Moving house has been listed as one of three most traumatic experiences in life, the other two being marriage and death. Whilst the latter are more traumatic for obvious reasons, one can easily make avoidable mistakes when buying a house or renting a new one.
Buying and renting a house are very complex processes, so it’s no wonder that many people unwittingly make big mistakes. Whilst renting poses less of a financial threat than buying, the inconvenience, cost and risk of moving still make it a decision worth carefully analyzing. Unlike any other consumables and purchases, you cannot just return a house or ask for a refund, let alone demand service from the seller or landlord. Once you have signed on the dotted line, there is little or no turning back.
You can choose to learn from other people’s mistakes or experience it for yourself and learn dearly.
Lesson number one: Don’t trust anyone, not your landlord, not your agent definitely not your seller and most definitely not your friend. They are all in it for the money and will sugar-coat almost anything, which brings us to lesson number two.
Lesson number two: Try out the toilet in every bathroom. Observe the position of the toilet paper holder or the absence thereof. Observe the towel rail or the absence thereof. Before flushing, observe. If you don’t like what you see, don’t buy or rent, unless you are prepared to renovate.
Lesson number three: Renovations are not easy, especially if you were not around during inception of the house. Fixing a builder’s or wannabe carpenter’s job gone wrong may just lead to a complete replacement.
Lesson number four: Open all cupboards, especially the ones where water is involved, for example, under the kitchen sink. Mouldy surprises months after moving in may turn out to be more than just a silicone sealing exercise.
Lesson number five: Check the pressure; there is little worse than discovering that a supposedly economic ritual in the shower becomes more time consuming and frustrating due to water trickling down from the shower head.
Lesson number six: Open all doors, especially any sliding doors that are present.
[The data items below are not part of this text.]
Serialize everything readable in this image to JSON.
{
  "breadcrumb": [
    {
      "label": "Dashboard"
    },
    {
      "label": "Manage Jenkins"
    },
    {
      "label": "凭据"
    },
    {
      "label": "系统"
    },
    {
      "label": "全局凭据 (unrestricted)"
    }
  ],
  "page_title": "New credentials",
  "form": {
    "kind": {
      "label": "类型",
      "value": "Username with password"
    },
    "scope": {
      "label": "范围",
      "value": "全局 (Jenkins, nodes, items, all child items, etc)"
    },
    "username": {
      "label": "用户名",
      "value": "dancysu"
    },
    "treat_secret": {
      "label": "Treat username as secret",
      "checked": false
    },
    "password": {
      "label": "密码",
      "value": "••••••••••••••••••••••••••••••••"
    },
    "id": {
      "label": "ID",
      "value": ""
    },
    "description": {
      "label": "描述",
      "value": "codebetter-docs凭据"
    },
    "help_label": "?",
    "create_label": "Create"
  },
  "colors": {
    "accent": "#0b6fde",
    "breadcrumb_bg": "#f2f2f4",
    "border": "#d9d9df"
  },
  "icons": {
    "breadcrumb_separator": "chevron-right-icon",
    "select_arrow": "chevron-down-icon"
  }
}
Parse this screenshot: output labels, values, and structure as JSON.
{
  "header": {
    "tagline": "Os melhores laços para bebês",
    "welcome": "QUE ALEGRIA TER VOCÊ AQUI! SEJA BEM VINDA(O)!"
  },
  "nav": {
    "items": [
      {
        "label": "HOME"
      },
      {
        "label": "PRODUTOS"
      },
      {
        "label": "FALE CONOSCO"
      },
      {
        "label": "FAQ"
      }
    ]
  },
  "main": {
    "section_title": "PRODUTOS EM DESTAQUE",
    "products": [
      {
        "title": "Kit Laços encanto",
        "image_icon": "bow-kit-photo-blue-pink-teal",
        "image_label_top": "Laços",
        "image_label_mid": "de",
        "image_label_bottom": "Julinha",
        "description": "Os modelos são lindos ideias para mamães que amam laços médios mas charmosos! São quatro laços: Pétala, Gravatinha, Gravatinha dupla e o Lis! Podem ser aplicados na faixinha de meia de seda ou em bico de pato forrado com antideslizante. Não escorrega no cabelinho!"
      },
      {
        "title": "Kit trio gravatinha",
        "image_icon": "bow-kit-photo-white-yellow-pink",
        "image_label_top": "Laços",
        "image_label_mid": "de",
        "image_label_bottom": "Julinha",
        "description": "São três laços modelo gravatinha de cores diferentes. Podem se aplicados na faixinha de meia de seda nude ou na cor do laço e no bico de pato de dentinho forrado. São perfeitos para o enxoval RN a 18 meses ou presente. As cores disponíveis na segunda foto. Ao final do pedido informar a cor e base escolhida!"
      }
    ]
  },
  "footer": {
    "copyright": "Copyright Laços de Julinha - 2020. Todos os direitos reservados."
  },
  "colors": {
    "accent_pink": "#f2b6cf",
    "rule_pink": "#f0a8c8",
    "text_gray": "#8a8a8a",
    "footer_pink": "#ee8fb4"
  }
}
Poor workmanship combined with bad maintenance over time may result in a replacement exercise. Observe how burglar bars and gates operate in conjunction with these doors and ask yourself how you will maintain it, does it need paint, and will it rust?
Lesson number seven: Look at the floor and carpets and how you would clean them. Take up any offer for something to drink and sit down. Put your mug or glass down on a coffee table and watch the table. If the contents are still in your mug after placing it on the coffee table, it is safe to assume the floor is even.
Lesson number eight: Count the fixtures and fittings. It’s cynical but it’s necessary.
Lesson number nine: Looks can be quite deceiving. Scratch the surface a little bit, move a painting or two and look at the walls and the colour of the walls behind paintings. There is nothing more depressing than the skeletons of the previous paintings on a wall.
It may seem very awkward to do these things and viewing the house in this fashion may raise an eyebrow. But surely a raised eyebrow or two is worth the pain and financial burden of learning these lessons first hand.